Encore récemment, la défense d’office a été refusée à un prévenu à qui il était
reproché d’avoir conduit sa voiture sans permis et sous l’influence de
stupéfiants et d’avoir mis ce véhicule à disposition de personnes qui avaient
consommé de la drogue (arrêt de l’ARMP du 31.08.2020 [ARMP.2020.111] cons. 3). L’Autorité de recours en matière pénale a
par contre, par exemple, considéré que la défense d’office se justifiait, en
raison de la nature de la cause, dans un cas d’infractions à la loi sur la
concurrence déloyale, la cause n’étant dans le cas d’espèce pas dénuée de
difficultés, tant quant à l'établissement des faits pertinents que sur le plan
du droit, et la prévenue, étrangère d'origine et sans connaissances du droit
suisse, ne pouvant s'atteler seule à sa défense (RJN 2016, p. 389).
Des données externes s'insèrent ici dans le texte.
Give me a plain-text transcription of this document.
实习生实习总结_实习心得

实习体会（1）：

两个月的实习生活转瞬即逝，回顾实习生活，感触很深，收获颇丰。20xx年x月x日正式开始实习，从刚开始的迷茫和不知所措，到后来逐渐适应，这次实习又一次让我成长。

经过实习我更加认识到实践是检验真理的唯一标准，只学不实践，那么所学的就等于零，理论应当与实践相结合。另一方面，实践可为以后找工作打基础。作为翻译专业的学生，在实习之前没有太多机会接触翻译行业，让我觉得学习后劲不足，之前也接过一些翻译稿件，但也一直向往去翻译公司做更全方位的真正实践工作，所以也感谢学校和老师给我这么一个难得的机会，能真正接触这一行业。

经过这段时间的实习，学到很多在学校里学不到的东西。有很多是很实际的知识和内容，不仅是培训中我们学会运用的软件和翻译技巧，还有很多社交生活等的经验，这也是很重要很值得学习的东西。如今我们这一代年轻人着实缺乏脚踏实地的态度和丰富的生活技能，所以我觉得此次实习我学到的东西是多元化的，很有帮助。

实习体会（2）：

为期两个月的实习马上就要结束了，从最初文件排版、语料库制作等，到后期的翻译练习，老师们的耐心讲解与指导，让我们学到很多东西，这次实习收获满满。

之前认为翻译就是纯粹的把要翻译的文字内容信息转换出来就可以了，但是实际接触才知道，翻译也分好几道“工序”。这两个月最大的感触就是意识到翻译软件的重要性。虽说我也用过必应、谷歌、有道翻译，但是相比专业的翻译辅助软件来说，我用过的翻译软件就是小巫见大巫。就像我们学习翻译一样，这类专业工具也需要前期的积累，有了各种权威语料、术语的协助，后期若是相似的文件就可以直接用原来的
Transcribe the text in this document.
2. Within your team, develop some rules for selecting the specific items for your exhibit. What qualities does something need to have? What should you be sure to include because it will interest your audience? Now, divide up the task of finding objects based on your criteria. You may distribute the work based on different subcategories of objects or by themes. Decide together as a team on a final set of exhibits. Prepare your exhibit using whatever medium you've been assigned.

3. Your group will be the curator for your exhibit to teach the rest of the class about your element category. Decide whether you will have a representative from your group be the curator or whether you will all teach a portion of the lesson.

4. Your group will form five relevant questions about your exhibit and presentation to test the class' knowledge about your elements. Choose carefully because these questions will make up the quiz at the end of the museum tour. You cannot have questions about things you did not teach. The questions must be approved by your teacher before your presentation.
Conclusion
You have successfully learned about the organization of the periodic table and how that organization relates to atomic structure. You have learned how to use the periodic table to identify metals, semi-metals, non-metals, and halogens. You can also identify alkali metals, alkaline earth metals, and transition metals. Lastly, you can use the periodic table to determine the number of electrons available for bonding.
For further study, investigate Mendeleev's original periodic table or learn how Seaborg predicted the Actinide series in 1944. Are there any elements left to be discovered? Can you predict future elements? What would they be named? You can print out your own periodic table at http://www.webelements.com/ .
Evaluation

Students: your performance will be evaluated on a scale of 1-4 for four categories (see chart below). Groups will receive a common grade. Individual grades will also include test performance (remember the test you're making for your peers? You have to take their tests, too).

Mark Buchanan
La même solution a prévalu dans le cas d’une mère accusée
d'infractions réitérées à l'article 220 CP (enlèvement d’enfant), l'issue de la
procédure pénale pouvant remettre en cause l'attribution à l'intéressée de la
garde de ses enfants et la vision particulière de la prévenue sur les faits qui
lui étaient reprochés démontrant qu'elle n'avait pas la capacité d'assurer
elle-même sa défense sans l'assistance d'un avocat (RJN 2015, p. 210).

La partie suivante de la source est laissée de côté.